It looks like I have a tentative date—or date range, anyway—for an admission to the Epilepsy Monitoring Unit at a hospital here in Toronto. Yay! Yay. Yay? Ugh.
I have, as I’ve probably made evident, conflicted emotions about this. On the one hand, it has to happen eventually, and I’ve waited a long time for it. It’s a necessary diagnostic step that will provide the clinicians in charge of my care with crucial information. Blah blah blah.
On the other, I’m afraid of what’ll happen and what they’ll find. If it turns out that there isn’t a clear focus for my seizures after all, then surgery will be off the table, and as much as my hippie parents taught me that I should love myself just the way I am, I don’t love this particular part of myself all that much. If there is a clear focus, though, I’ll have to begin making some real, adult decisions re. removing a portion of my brain and stop continuing to think about surgery in abstract terms.
On a more practical note, I anticipate my hospital stay being excruciatingly boring and unpleasant. I know that I should practice positive thinking or whatever, but the last time I was in the EMU, it was for almost two weeks, and it felt like even longer. No positive thinking here. Since the whole point of this “mini-vacay” is to have a video EEG, I won’t be allowed to leave bed, or the chair next to my bed, for more than a very short period each day; even then, I won’t be able to leave the unit unaccompanied. Which, it turns out, makes sense since you’re taken off all of your anticonvulsants while you’re admitted, which renders you a ticking seizure time bomb. So yes, wandering around the gift shop alone while deciding what trashy magazines and waxy chocolate to buy yourself would just maybe be a horrible idea.
Related to the no-meds point, knowing that medical professionals are creating the conditions for you to have a seizure that they can record—i.e., that they’re hoping that you’ll have one—is kind of anxiety-provoking: for all you non-epilepsy people, imagine a doctor calling you up and being like, “we need to see how you’ll bounce back from food poisoning, so come to the hospital and eat all of this salmonella-infested steak then lounge around in this uncomfortable bed so that we can take note of your traumatizing reaction before treating you!”

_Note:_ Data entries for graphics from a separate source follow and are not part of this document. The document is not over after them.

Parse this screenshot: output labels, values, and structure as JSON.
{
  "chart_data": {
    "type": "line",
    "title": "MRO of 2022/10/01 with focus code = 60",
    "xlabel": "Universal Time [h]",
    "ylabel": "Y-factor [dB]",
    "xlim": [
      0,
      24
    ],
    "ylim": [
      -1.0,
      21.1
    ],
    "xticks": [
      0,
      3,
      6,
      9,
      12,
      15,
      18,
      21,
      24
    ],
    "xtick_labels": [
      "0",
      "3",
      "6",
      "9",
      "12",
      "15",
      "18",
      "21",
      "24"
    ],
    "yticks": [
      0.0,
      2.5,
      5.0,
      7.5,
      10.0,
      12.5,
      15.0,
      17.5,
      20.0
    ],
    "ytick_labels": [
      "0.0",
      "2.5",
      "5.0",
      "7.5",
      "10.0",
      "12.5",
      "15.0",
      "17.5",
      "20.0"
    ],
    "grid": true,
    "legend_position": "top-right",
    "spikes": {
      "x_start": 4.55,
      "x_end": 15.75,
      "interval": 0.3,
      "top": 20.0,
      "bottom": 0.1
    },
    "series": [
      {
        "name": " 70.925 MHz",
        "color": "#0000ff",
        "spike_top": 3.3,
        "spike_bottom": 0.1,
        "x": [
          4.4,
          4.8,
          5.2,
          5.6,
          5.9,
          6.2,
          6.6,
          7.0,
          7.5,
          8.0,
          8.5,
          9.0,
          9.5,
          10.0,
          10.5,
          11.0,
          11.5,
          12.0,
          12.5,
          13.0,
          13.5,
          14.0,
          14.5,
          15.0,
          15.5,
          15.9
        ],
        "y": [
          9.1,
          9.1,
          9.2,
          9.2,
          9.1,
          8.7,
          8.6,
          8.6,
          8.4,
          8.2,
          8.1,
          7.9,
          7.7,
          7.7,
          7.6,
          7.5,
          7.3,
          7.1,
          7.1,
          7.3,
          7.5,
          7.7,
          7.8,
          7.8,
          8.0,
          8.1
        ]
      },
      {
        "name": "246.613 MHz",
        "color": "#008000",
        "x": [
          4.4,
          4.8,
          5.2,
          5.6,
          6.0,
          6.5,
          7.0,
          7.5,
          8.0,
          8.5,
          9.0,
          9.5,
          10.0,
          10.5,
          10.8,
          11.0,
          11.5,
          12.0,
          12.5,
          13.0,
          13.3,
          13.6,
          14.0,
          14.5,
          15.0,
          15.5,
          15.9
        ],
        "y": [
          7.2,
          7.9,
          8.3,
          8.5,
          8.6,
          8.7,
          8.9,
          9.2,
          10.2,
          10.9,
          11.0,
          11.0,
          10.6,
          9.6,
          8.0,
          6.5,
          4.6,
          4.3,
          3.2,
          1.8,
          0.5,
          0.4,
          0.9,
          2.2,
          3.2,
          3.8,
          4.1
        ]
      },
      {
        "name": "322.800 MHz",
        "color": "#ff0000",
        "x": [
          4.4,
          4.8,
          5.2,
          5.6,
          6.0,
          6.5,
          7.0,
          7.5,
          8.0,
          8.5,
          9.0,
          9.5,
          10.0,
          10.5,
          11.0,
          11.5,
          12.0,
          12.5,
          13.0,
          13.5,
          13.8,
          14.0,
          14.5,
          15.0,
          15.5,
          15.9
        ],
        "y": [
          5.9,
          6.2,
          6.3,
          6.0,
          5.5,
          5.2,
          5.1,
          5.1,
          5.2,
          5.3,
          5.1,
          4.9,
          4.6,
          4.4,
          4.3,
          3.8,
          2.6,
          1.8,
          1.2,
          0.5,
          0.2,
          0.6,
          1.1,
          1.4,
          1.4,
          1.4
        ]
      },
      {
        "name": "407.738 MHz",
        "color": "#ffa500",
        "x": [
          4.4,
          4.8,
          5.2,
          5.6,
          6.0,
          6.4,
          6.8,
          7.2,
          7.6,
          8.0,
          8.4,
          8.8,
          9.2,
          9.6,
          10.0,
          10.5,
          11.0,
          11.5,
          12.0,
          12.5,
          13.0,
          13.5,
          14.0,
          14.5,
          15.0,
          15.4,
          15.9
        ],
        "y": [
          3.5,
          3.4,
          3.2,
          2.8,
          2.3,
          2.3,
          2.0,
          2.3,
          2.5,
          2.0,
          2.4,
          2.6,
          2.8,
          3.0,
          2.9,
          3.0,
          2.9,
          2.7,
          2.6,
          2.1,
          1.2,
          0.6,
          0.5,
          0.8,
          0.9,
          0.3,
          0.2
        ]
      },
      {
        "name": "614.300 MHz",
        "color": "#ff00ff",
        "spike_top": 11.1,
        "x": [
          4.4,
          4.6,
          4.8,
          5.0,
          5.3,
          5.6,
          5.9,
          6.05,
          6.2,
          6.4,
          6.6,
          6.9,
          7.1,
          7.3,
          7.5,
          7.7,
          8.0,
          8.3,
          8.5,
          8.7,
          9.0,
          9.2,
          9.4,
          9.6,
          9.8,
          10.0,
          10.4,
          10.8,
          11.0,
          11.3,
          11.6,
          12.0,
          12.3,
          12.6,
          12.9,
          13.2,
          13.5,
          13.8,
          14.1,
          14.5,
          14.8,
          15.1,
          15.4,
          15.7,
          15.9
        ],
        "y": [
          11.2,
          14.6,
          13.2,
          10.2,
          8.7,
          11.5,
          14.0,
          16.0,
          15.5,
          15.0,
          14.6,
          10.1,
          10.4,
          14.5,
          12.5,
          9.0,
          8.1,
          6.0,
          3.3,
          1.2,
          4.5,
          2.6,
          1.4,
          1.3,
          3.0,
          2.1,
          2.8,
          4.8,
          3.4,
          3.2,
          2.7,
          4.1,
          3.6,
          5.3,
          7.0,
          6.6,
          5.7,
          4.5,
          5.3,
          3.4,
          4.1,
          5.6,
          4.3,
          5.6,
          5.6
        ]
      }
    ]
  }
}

OK, not a great comparison, but there’s a slight chance that you understand what I’m so unintelligently trying to express. And just as I avoid the temptation of the heavily discounted meat in the a-little-too-warm cooler at my neighbourhood No Frills, I usually expend a ton of energy warding off the demons that cause my seizures, and now I’ll be expected to welcome them into my stupid ’ol head. (I hate you, head.)
It’s one thing being in the hospital when you’re actually sick. There’ve been times that I’ve been happy to be there because I wouldn’t have felt safe being anywhere else and/or because I felt so crappy and exhausted that all I wanted to do was be fed medicine and sleep. It’s another when you’d rather be out in the real world doing your thing, whatever your thing happens to be. I don’t know what mine is, but that’s beside the point.
The purpose of my rambling, as I’m sure you’re wondering, is to say that there are many complicated thoughts swirling around my incredibly complicated and disobedient brain. And also that I expect my Toronto friends to visit. Frequently. Or else I’ll disown you. (Kidding?)
Fair warning: I’ll be grumpy and demand to be entertained.